The chicken is not exactly one of the great animals of legend and literature, and is more often associated with the dinner table than with anything else. But with the beginning of the Year of the Chicken (or Cockerel or Rooster), it is imperative to find something to say about chickens other than the fact that the Mandarin for chicken, "ji" (
Unfortunately, what with all the trouble over avian flu, chickens have not even been a harbinger of good fortune recently. The People's Daily reported that representatives of China's top 100 poultry companies found it necessary last March to gather in the Great Hall of the People to consume a banquet of chicken to prove that the fowl was still all right for the dinner table. Taiwan, which was relatively unaffected, had hopes to make a killing from exporting chicken to Southeast Asia.
But with the rooster crowing in a new dawn, hopefully things will be looking up in 2005 -- both for chickens and for the rest of us.
But the trouble with chickens is that of all the beasts of the Chinese zodiac, they are one of the least exulted. They do not figure much in legend or fable, and for those of us who live in the city, a chicken is something that comes in a polystyrene tray and shrink-wrap, and really has very little to do with feathers, crowing at dawn or even eggs.
If the chicken can be said to represent anything, it is the homely and the mundane. It is associated with village life, the diurnal routine.
But while scrapping the bottom of the barrel for any kind of hype about the lowly chicken, it has been noted that of the 42,863 poems complied in the Complete Tang Poems (全唐詩), there are 992 that mention chickens. Tu Fu (杜甫), arguably the Tang dynasty's foremost poet, even has a poem entitled The Chicken.
But a quick look at the content of these poems only entrenches the chicken in the mundane world. Typical of references to chickens is the phrase "garlic skins and chicken feathers" (雞毛蒜皮), which refers to trivial, unimportant things, and the earthy phrase about preferring to be "a chicken' s beak rather than a cow's behind" (雞口牛後), which is rather similar to being a big fish in a little pond.
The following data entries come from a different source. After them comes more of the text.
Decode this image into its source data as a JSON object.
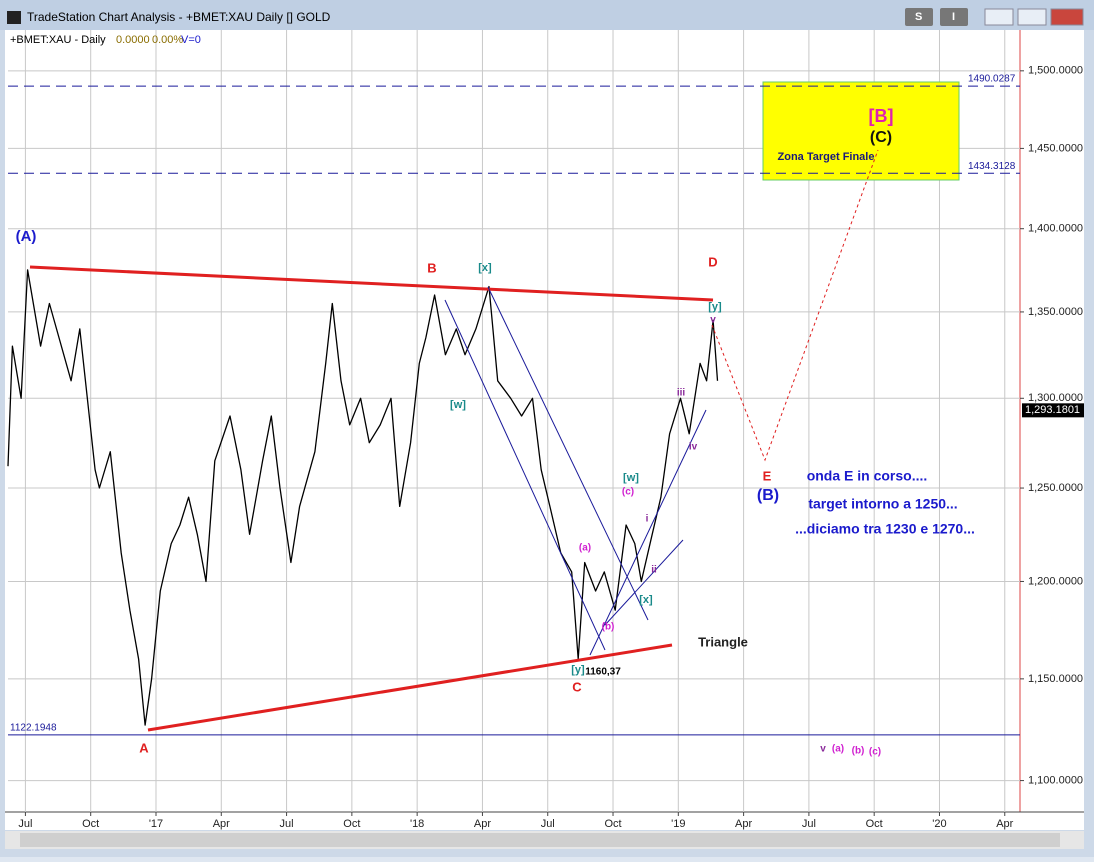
{
  "window": {
    "title": "TradeStation Chart Analysis - +BMET:XAU Daily [] GOLD",
    "buttons": [
      "S",
      "I"
    ]
  },
  "header": {
    "symbol": "+BMET:XAU - Daily",
    "change": "0.0000",
    "change_pct": "0.00%",
    "volume": "V=0"
  },
  "chart_data": {
    "type": "line",
    "log_scale": true,
    "grid": true,
    "xlim": [
      -0.8,
      45.7
    ],
    "xticks": [
      {
        "value": 0,
        "label": "Jul"
      },
      {
        "value": 3,
        "label": "Oct"
      },
      {
        "value": 6,
        "label": "'17"
      },
      {
        "value": 9,
        "label": "Apr"
      },
      {
        "value": 12,
        "label": "Jul"
      },
      {
        "value": 15,
        "label": "Oct"
      },
      {
        "value": 18,
        "label": "'18"
      },
      {
        "value": 21,
        "label": "Apr"
      },
      {
        "value": 24,
        "label": "Jul"
      },
      {
        "value": 27,
        "label": "Oct"
      },
      {
        "value": 30,
        "label": "'19"
      },
      {
        "value": 33,
        "label": "Apr"
      },
      {
        "value": 36,
        "label": "Jul"
      },
      {
        "value": 39,
        "label": "Oct"
      },
      {
        "value": 42,
        "label": "'20"
      },
      {
        "value": 45,
        "label": "Apr"
      }
    ],
    "ylim": [
      1085,
      1527
    ],
    "yticks": [
      {
        "value": 1100,
        "label": "1,100.0000"
      },
      {
        "value": 1150,
        "label": "1,150.0000"
      },
      {
        "value": 1200,
        "label": "1,200.0000"
      },
      {
        "value": 1250,
        "label": "1,250.0000"
      },
      {
        "value": 1300,
        "label": "1,300.0000"
      },
      {
        "value": 1350,
        "label": "1,350.0000"
      },
      {
        "value": 1400,
        "label": "1,400.0000"
      },
      {
        "value": 1450,
        "label": "1,450.0000"
      },
      {
        "value": 1500,
        "label": "1,500.0000"
      }
    ],
    "series": [
      {
        "color": "#000000",
        "x": [
          -0.8,
          -0.6,
          -0.2,
          0.1,
          0.7,
          1.1,
          2.1,
          2.5,
          3.2,
          3.4,
          3.9,
          4.4,
          4.8,
          5.2,
          5.5,
          5.8,
          6.2,
          6.7,
          7.1,
          7.5,
          7.9,
          8.3,
          8.7,
          9.4,
          9.9,
          10.3,
          10.9,
          11.3,
          11.7,
          12.2,
          12.6,
          13.3,
          13.8,
          14.1,
          14.5,
          14.9,
          15.4,
          15.8,
          16.3,
          16.8,
          17.2,
          17.7,
          18.1,
          18.4,
          18.8,
          19.3,
          19.8,
          20.2,
          20.7,
          21.3,
          21.7,
          22.3,
          22.8,
          23.3,
          23.7,
          24.1,
          24.6,
          25.1,
          25.4,
          25.7,
          26.2,
          26.6,
          27.1,
          27.6,
          28.0,
          28.3,
          28.8,
          29.2,
          29.6,
          30.1,
          30.5,
          31.0,
          31.3,
          31.6,
          31.8
        ],
        "values": [
          1262,
          1330,
          1300,
          1375,
          1330,
          1355,
          1310,
          1340,
          1260,
          1250,
          1270,
          1215,
          1185,
          1160,
          1127,
          1150,
          1195,
          1220,
          1230,
          1245,
          1225,
          1200,
          1265,
          1290,
          1260,
          1225,
          1265,
          1290,
          1250,
          1210,
          1240,
          1270,
          1320,
          1355,
          1310,
          1285,
          1300,
          1275,
          1285,
          1300,
          1240,
          1275,
          1320,
          1335,
          1360,
          1325,
          1340,
          1325,
          1340,
          1365,
          1310,
          1300,
          1290,
          1300,
          1260,
          1240,
          1215,
          1205,
          1160,
          1210,
          1195,
          1205,
          1185,
          1230,
          1220,
          1200,
          1225,
          1245,
          1280,
          1300,
          1280,
          1320,
          1310,
          1345,
          1310
        ]
      }
    ],
    "levels": [
      1490.0287,
      1434.3128,
      1122.1948
    ],
    "last_price": {
      "value": 1293.1801,
      "label": "1,293.1801"
    },
    "annotations": [
      "(A)",
      "A",
      "B",
      "[x]",
      "[w]",
      "C",
      "[y]",
      "1160,37",
      "(a)",
      "(b)",
      "(c)",
      "[w]",
      "[x]",
      "i",
      "ii",
      "iii",
      "iv",
      "v",
      "D",
      "[y]",
      "E",
      "(B)",
      "Triangle",
      "onda E in corso....",
      "target intorno a 1250...",
      "...diciamo tra 1230 e 1270...",
      "[B]",
      "(C)",
      "Zona Target Finale",
      "v",
      "(a)",
      "(b)",
      "(c)"
    ]
  }
}
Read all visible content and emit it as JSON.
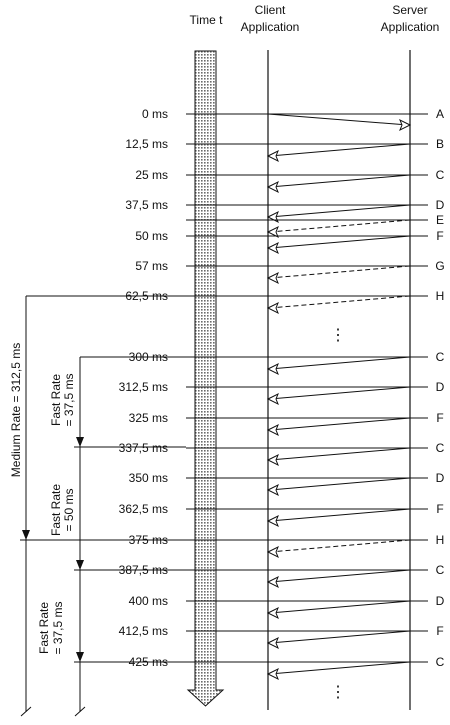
{
  "header": {
    "time_label": "Time t",
    "client_line1": "Client",
    "client_line2": "Application",
    "server_line1": "Server",
    "server_line2": "Application"
  },
  "colors": {
    "ink": "#111111",
    "arrow_fill": "#cfcfcf",
    "dashed": "#333333"
  },
  "rows": [
    {
      "time": "0 ms",
      "letter": "A",
      "dir": "right",
      "dashed": false
    },
    {
      "time": "12,5 ms",
      "letter": "B",
      "dir": "left",
      "dashed": false
    },
    {
      "time": "25 ms",
      "letter": "C",
      "dir": "left",
      "dashed": false
    },
    {
      "time": "37,5 ms",
      "letter": "D",
      "dir": "left",
      "dashed": false
    },
    {
      "time": "",
      "letter": "E",
      "dir": "left",
      "dashed": true
    },
    {
      "time": "50 ms",
      "letter": "F",
      "dir": "left",
      "dashed": false
    },
    {
      "time": "57 ms",
      "letter": "G",
      "dir": "left",
      "dashed": true
    },
    {
      "time": "62,5 ms",
      "letter": "H",
      "dir": "left",
      "dashed": true
    },
    {
      "time": "300 ms",
      "letter": "C",
      "dir": "left",
      "dashed": false
    },
    {
      "time": "312,5 ms",
      "letter": "D",
      "dir": "left",
      "dashed": false
    },
    {
      "time": "325 ms",
      "letter": "F",
      "dir": "left",
      "dashed": false
    },
    {
      "time": "337,5 ms",
      "letter": "C",
      "dir": "left",
      "dashed": false
    },
    {
      "time": "350 ms",
      "letter": "D",
      "dir": "left",
      "dashed": false
    },
    {
      "time": "362,5 ms",
      "letter": "F",
      "dir": "left",
      "dashed": false
    },
    {
      "time": "375 ms",
      "letter": "H",
      "dir": "left",
      "dashed": true
    },
    {
      "time": "387,5 ms",
      "letter": "C",
      "dir": "left",
      "dashed": false
    },
    {
      "time": "400 ms",
      "letter": "D",
      "dir": "left",
      "dashed": false
    },
    {
      "time": "412,5 ms",
      "letter": "F",
      "dir": "left",
      "dashed": false
    },
    {
      "time": "425 ms",
      "letter": "C",
      "dir": "left",
      "dashed": false
    }
  ],
  "brackets": {
    "medium": "Medium Rate = 312,5 ms",
    "fast1_line1": "Fast Rate",
    "fast1_line2": "= 37,5 ms",
    "fast2_line1": "Fast Rate",
    "fast2_line2": "= 50 ms",
    "fast3_line1": "Fast Rate",
    "fast3_line2": "= 37,5 ms"
  },
  "ellipsis": "⋮"
}
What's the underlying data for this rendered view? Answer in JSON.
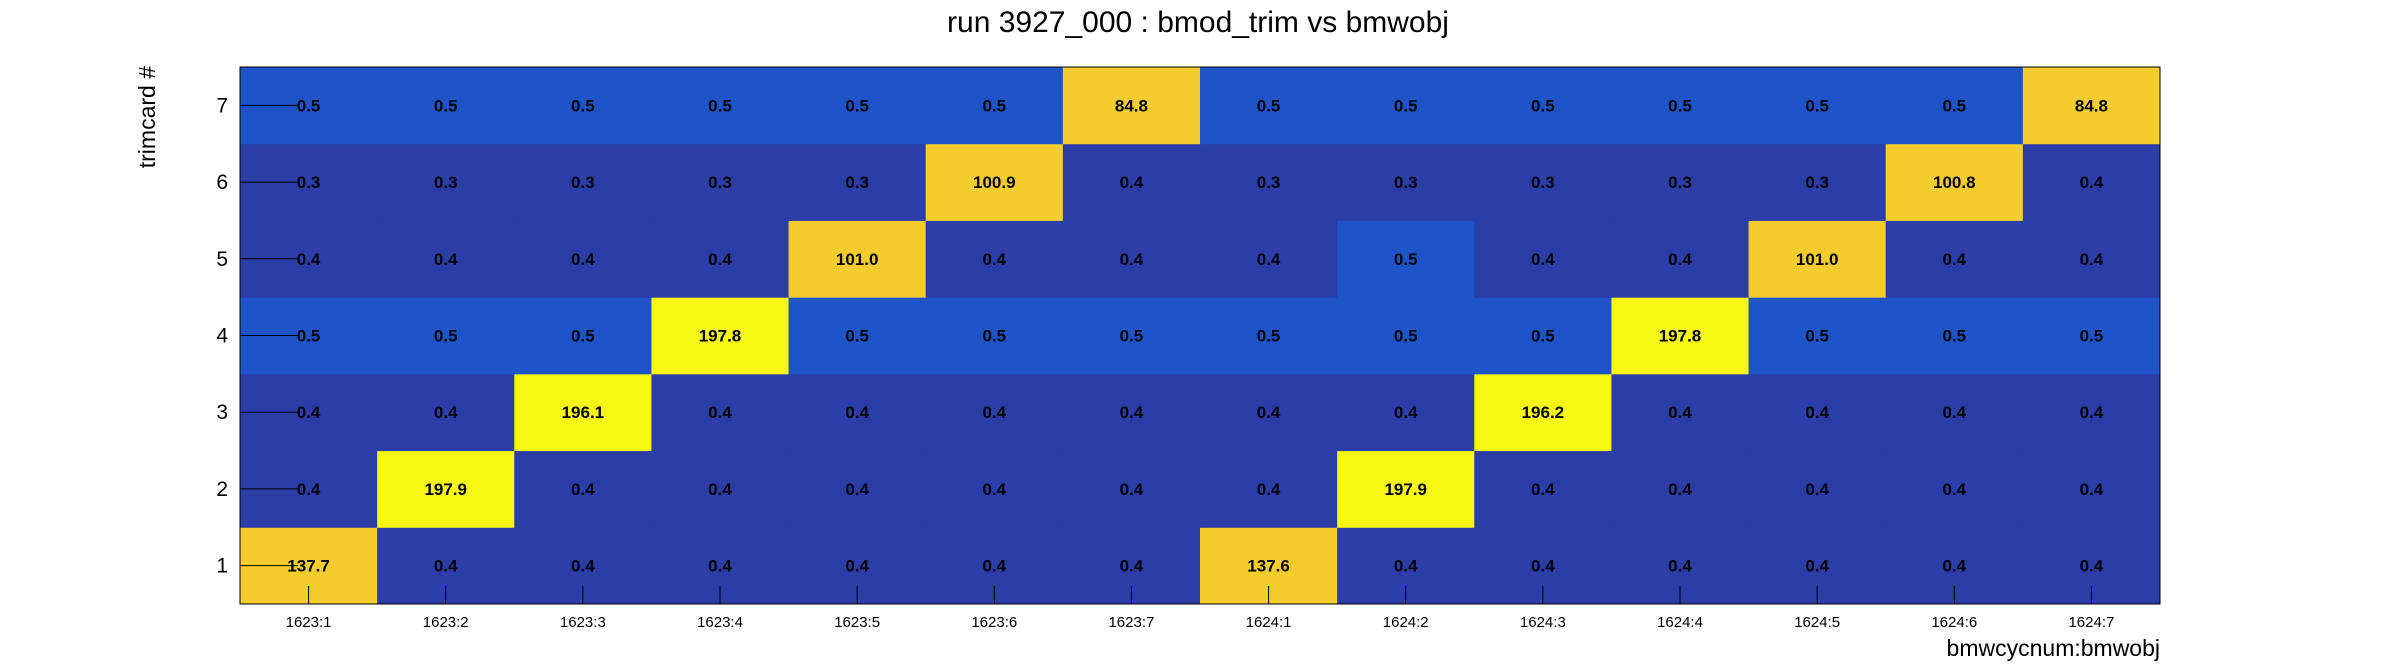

The look of the chicken is open to somewhat wide interpretation, ranging from the cocky preening of the rooster to the loose, sagging skin of the plucked hen. To describe a person has having "chicken skin and crane-like hair" (雞皮鶴髮) is to describe a wrinkled and white-haired old man. But for the sake of those born in the Year of the Chicken, the qualities of the rooster are referred:
People born in the Year of the Chicken usually are good looking and like to show themselves off. Instead of being idle, they always appear to be decent and shrewd in public.
Well, that might be a rooster, but there are also other commentators who suggest that given the endless cycle of ying and yang that rules Chinese cosmology, the Year of the Chicken falls in a ying year. Because of this, there really should be a hen year rather than a rooster year, but then no one really has much to say about hens that is not related to either eggs or the cooking pot.
Looking at the forecast for the next lunar year, it is really not possible to get away from the male imagery. As the Year of the Monkey leads into the Year of the Rooster, there are many indications that troubles will not be easily solved and that overconfidence is going to be a problem for everyone, since both roosters and monkeys are both rather self-regarding creatures. It is a year of hard-line politics and rash business ventures, so it will need all the efforts of more stable zodiac characters to balance things out.
But ultimately, it is the cockerel's crow heralding a new beginning that is probably the most potent symbol for this year. The Tang poet Li He (李賀) said it all when he wrote, "My soul wonders beyond recall, the cockerel's crow brings light of day" (我有迷魂招不得雄雞一聲天下白).